I started to ask myself the question, am I being racist too? Do I make generalising statements that could be perceived as racist? I met Charlotte and Heinar a while ago, and suddenly we started discussing this issue. His example of a racist behaviour on our side was the expectations we have when we go for dinner. I always call Uzbekistan the Dienstleistungsparadies (service paradise) because a lot of the time when you order at restaurants, people get your order wrong, forget about you, have you wait for 30min for a pot of chai, bring the wrong amounts of food, bring a sandwich with mayonnaise even though you told them explicitely that you want it without mayonnaise, bring 4 glasses although there are 6 people sitting at the table, etc. The list is long. So, as you go to the restaurant, you have all these expectations what they could get wrong this time and take precautions and order in a specific way to make sure that there is no way the waitress/waiter was not mentally absent, momentarily retarded or wasn't listening. I know this sounds extremely harsh, but if this happens to you on such a regular basis, of course you tend to think that all Uzbek waiters are  horrible. Even if it is only 30% and you don't register the 70% when it does actually go right. So when you go home, you tell everyone how Uzbeks have no feeling for good service. Racist much? Yes I think so, although I still think that that is a normal and human reaction. We categorise because it makes our lives easier. But don't we often unfairly pidgeonhole people without being open to their proving us wrong?

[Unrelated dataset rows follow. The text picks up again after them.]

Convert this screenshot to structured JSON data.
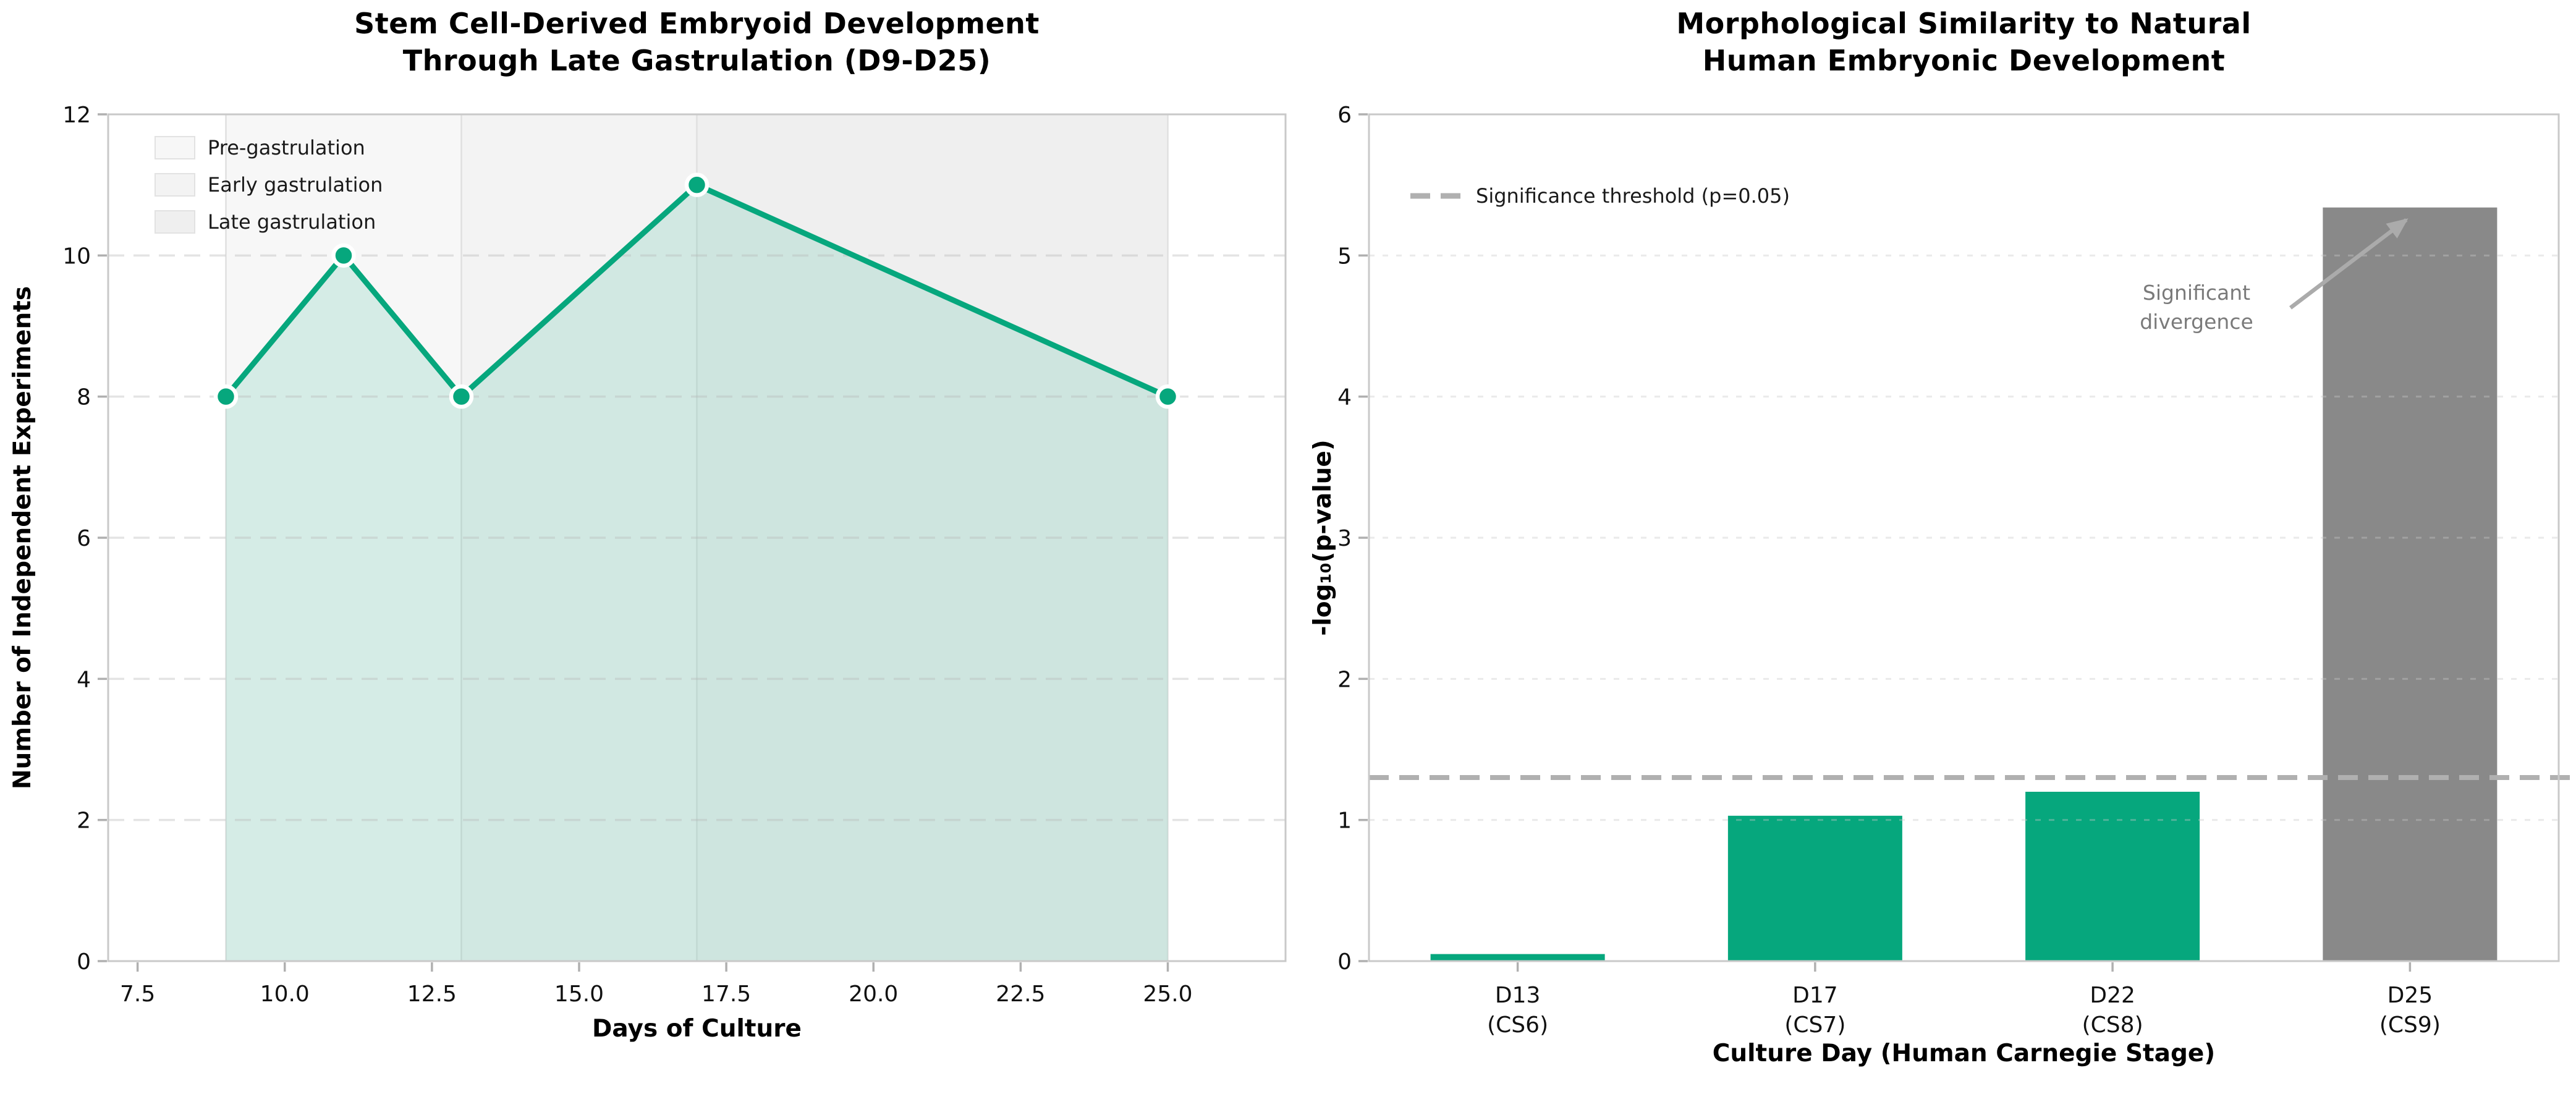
{
  "figure": {
    "background": "#ffffff",
    "accent_green": "#06a77d",
    "neutral_gray": "#898989"
  },
  "chart_data": [
    {
      "type": "line",
      "title": "Stem Cell-Derived Embryoid Development\nThrough Late Gastrulation (D9-D25)",
      "xlabel": "Days of Culture",
      "ylabel": "Number of Independent Experiments",
      "x": [
        9,
        11,
        13,
        17,
        25
      ],
      "y": [
        8,
        10,
        8,
        11,
        8
      ],
      "xlim": [
        7,
        27
      ],
      "ylim": [
        0,
        12
      ],
      "xticks": [
        7.5,
        10.0,
        12.5,
        15.0,
        17.5,
        20.0,
        22.5,
        25.0
      ],
      "xtick_labels": [
        "7.5",
        "10.0",
        "12.5",
        "15.0",
        "17.5",
        "20.0",
        "22.5",
        "25.0"
      ],
      "yticks": [
        0,
        2,
        4,
        6,
        8,
        10,
        12
      ],
      "grid": "horizontal-dashed",
      "legend_position": "upper-left",
      "line_color": "#06a77d",
      "marker": "circle-white-edge",
      "fill_color": "rgba(6,167,125,0.14)",
      "legend": {
        "items": [
          {
            "label": "Pre-gastrulation",
            "color": "#f7f7f7"
          },
          {
            "label": "Early gastrulation",
            "color": "#f3f3f3"
          },
          {
            "label": "Late gastrulation",
            "color": "#efefef"
          }
        ]
      },
      "bands": [
        {
          "label": "Pre-gastrulation",
          "from": 9,
          "to": 13,
          "color": "#f7f7f7"
        },
        {
          "label": "Early gastrulation",
          "from": 13,
          "to": 17,
          "color": "#f3f3f3"
        },
        {
          "label": "Late gastrulation",
          "from": 17,
          "to": 25,
          "color": "#efefef"
        }
      ]
    },
    {
      "type": "bar",
      "title": "Morphological Similarity to Natural\nHuman Embryonic Development",
      "xlabel": "Culture Day (Human Carnegie Stage)",
      "ylabel": "-log₁₀(p-value)",
      "categories": [
        "D13\n(CS6)",
        "D17\n(CS7)",
        "D22\n(CS8)",
        "D25\n(CS9)"
      ],
      "values": [
        0.05,
        1.03,
        1.2,
        5.34
      ],
      "bar_colors": [
        "#06a77d",
        "#06a77d",
        "#06a77d",
        "#898989"
      ],
      "ylim": [
        0,
        6
      ],
      "yticks": [
        0,
        1,
        2,
        3,
        4,
        5,
        6
      ],
      "grid": "horizontal-dashed",
      "legend_position": "upper-left",
      "threshold": {
        "value": 1.301,
        "label": "Significance threshold (p=0.05)",
        "color": "#b0b0b0",
        "style": "dashed"
      },
      "annotation": {
        "text": "Significant\ndivergence",
        "target_category": "D25\n(CS9)",
        "color": "#7a7a7a",
        "arrow_color": "#ababab"
      }
    }
  ]
}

Charlotte then told us about this document on racism in travel blogs (http://www.glokal.org/publikationen/mit-kolonialen-gruessen, and she has a very interesting blog on this as well). Admittedly, I haven't read the whole thing and I found a few things a bit too extreme, but it raises a few questions on who "we" (as "Westerners") are, who "the others" are, how bloggers often reach conclusions that can only be based on a very superficial way of looking at their destination and its people, and how "we" often feel treated unfairly when people at the bazar charge us triple the price of what it would actually cost even though we are in the more privileged situation (because we can afford to travel). I think what it all comes down to is expectations - obviously everyone has certain concepts and ideas of what the world should look like, what people should behave like, depending on where they are from. As hard as we might try to avoid interpreting foreign places from the perspective of our own culture, I think that deep down we still do to a certain extent. Maybe not consciously, but a certain part of me will always feel annoyance, frustration or anger when the waiter gets something wrong - again, even if I do remind myself that I shouldn't generalise now. What matters is what we do with these emotions - that we reflect them - question them - accept that they are natural and completely normal but that they are hardly ever related to the actual situation but to the degree of expectations we had beforehand. I understand that this is not a great revelation and that this is pretty obvious, but for me, this is the only possible explanation as to why people like my co-workers behave the way they do: The big difference between living in a foreign culture for a longer period of time compared to being a tourist (even if its for a month) - when living there, you have to accept the things that are strikingly different, that annoy you, that you maybe hate, as something of your daily life, as something normal. And, believe you me, this was a bit of a difficult task in my first few months. When being a tourist, you can leave this place and complain about it, and that's it.

So my 'wonderful' co-workers have not only not understood that their behaviour makes them intolerant assholes, but also that their life would be a lot easier if they just started to accept their surroundings, even if they don't like everything about it.